Надо двигаться, дроны не уйдут, их гул становится громче, как барабан, который отсчитывает время до моей смерти, а сидеть в тайнике – прямой путь в каналы, где вода, чёрная, как код, растворит всё, даже кости. Я думаю о Техе, его слова о голосах всплывают в памяти, как обрывки кода, он знает слухи, может, слышал что-то про "духов", про старика, про Лин. Если старик – один из них, Тех даст зацепку, или хотя бы намёк, куда копать дальше. Я проверяю переулок через щель в стене, её края острые, как лезвия, мусор воняет гнилью, но снаружи пусто, только тени шевелятся, как призраки, лучи дронов дальше, их свет скользит по стенам, но не достаёт меня. Я пробираюсь к рынку, держась теней, шаги тихие, ботинки скользят по грязи, её поверхность покрыта масляными пятнами, которые блестят, как ядовитые звёзды.
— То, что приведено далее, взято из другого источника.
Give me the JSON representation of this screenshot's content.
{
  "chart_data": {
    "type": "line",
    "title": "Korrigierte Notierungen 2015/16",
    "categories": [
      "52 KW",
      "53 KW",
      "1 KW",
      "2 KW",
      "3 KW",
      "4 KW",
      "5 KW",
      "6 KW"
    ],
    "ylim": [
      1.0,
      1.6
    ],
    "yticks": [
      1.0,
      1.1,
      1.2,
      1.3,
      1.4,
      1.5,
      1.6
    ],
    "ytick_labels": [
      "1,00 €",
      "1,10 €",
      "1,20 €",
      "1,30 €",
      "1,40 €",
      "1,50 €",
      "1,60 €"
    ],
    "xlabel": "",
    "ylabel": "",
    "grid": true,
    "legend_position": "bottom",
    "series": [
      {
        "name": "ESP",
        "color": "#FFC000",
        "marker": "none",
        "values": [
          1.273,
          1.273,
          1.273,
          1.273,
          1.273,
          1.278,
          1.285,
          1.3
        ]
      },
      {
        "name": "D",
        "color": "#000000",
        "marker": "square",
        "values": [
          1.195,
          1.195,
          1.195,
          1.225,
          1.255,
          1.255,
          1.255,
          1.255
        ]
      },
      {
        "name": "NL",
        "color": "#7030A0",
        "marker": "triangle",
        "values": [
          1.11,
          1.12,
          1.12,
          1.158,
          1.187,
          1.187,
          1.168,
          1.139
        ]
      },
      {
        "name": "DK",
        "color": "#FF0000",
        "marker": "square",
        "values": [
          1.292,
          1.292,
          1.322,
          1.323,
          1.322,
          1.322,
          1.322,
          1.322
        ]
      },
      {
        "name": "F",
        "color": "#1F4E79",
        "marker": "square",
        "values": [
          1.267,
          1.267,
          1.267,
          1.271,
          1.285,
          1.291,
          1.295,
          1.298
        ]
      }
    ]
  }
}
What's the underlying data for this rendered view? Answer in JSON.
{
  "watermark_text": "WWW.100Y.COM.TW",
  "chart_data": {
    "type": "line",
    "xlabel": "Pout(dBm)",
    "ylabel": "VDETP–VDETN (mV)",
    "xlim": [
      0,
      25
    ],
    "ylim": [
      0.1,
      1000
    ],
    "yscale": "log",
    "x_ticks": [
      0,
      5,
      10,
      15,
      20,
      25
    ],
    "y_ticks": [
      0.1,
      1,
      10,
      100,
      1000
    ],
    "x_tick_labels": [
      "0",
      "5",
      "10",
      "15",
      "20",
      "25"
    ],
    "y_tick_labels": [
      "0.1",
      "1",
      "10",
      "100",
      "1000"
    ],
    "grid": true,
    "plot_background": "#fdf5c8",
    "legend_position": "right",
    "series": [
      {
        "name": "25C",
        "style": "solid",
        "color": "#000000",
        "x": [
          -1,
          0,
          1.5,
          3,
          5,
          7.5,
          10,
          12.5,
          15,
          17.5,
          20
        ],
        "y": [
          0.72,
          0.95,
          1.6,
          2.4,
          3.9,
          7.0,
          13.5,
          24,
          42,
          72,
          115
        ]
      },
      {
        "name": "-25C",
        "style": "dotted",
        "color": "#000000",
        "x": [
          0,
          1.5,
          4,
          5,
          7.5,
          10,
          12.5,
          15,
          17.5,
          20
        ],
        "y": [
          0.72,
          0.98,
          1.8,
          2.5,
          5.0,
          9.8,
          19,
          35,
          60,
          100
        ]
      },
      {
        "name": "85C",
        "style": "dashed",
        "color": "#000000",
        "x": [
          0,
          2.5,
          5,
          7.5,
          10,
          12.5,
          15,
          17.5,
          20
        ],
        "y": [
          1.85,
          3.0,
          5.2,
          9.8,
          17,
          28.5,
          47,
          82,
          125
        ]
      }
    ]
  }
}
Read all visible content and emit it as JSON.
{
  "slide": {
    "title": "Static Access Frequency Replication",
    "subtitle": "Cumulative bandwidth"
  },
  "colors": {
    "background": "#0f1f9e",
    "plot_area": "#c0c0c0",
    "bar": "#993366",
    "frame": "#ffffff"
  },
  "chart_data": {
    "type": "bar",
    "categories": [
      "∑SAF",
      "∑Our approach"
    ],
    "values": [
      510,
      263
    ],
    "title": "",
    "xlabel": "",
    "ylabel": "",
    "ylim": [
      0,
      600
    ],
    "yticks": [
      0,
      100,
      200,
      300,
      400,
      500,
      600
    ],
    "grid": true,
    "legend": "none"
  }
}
Неон вывесок режет глаза, их свет синий и пурпурный, буквы мигают, как код, который не остановить: "Импланты – стань лучше!" Лучше, как же, в трущобах "лучше" – это дожить до завтра, не попав под луч дрона, не став пустышкой, которую "Север" стирает, как ошибку. Переулки пусты, только шорох крыс, их лапы царапают асфальт, да граффити на стенах, их буквы вырезаны ножом, кривые, но острые, как правда: "Север лжёт", "Код нас убьёт". Я хмыкаю, мой смех звучит глухо, я согласен, но что, если правда хуже? Что, если "Север" не просто лжёт, а переписывает нас, как код, который он может стереть?

Рынок гудит, несмотря на ночь, его шум – как рой дронов, голоса торговцев режут воздух, их крики хриплые, как у ворон: "Нейрошунты! Чистые, без отката!" – орёт один, его лицо покрыто татуировками, линии мигают, как неон, его глаза пустые, как у пустышек. Толпа давит, локти людей впиваются в рёбра, запах жареной синт-еды бьёт в нос, её химический привкус смешивается с вонью пота и сточных вод, которые текут в канаве вдоль рынка, их пена белёсая, как больная кожа. Женщина с татуировкой "Духи" на шее стоит на ящике, её татуировка светится синим, линии пульсируют, как код, она орёт, её голос пронзительный, как сирена: "Конец света близко! Духи видят нас! Они знают правду!" Её глаза дикие, полные безумия, её пальцы дрожат, покрытые грязью, как будто она копалась в каналах.

Нищий сидит у палатки, его тело сгорблено, как старое дерево, имплант вместо правого глаза мигает красным, его линза треснула, из-под неё сочится масло, чёрное, как смола, он бормочет, его голос дрожит, как сигнал с помехами: "Духи… они в коде… мой брат видел старика, а наутро его нашли мёртвым… в канале… с выжженным имплантом…" Я замираю, холод пробирает до костей, как будто кто-то вылил на меня воду из каналов. Старик? Мой старик? Я делаю шаг к нищему, его запах – смесь грязи и синт-еды – бьёт в нос, я наклоняюсь, мой голос хрипит от пыли: "Какой старик? Где твой брат его видел?"

Он отползает, его руки дрожат, он прячет лицо, его голос становится тише, как шёпот: "В сетях… он говорил… старик с молнией… он знал его имя… он знал всё…" Нищий замолкает, его глаза, один пустой, другой мутный, смотрят в пустоту, как будто он видит каналы, где его брат растворился. Я отступаю, сердце колотит, как молот, толпа шумит, кто-то шепчет за моей спиной, его голос низкий, как гул дрона: "Север переписывает людей… импланты стирают тебя… мой сосед вчера говорил сам с собой, а утром – пустой, как дрон…" Я оборачиваюсь, но шептун исчез в толпе, его слова остаются, как заноза, вгрызаются в сознание, как код.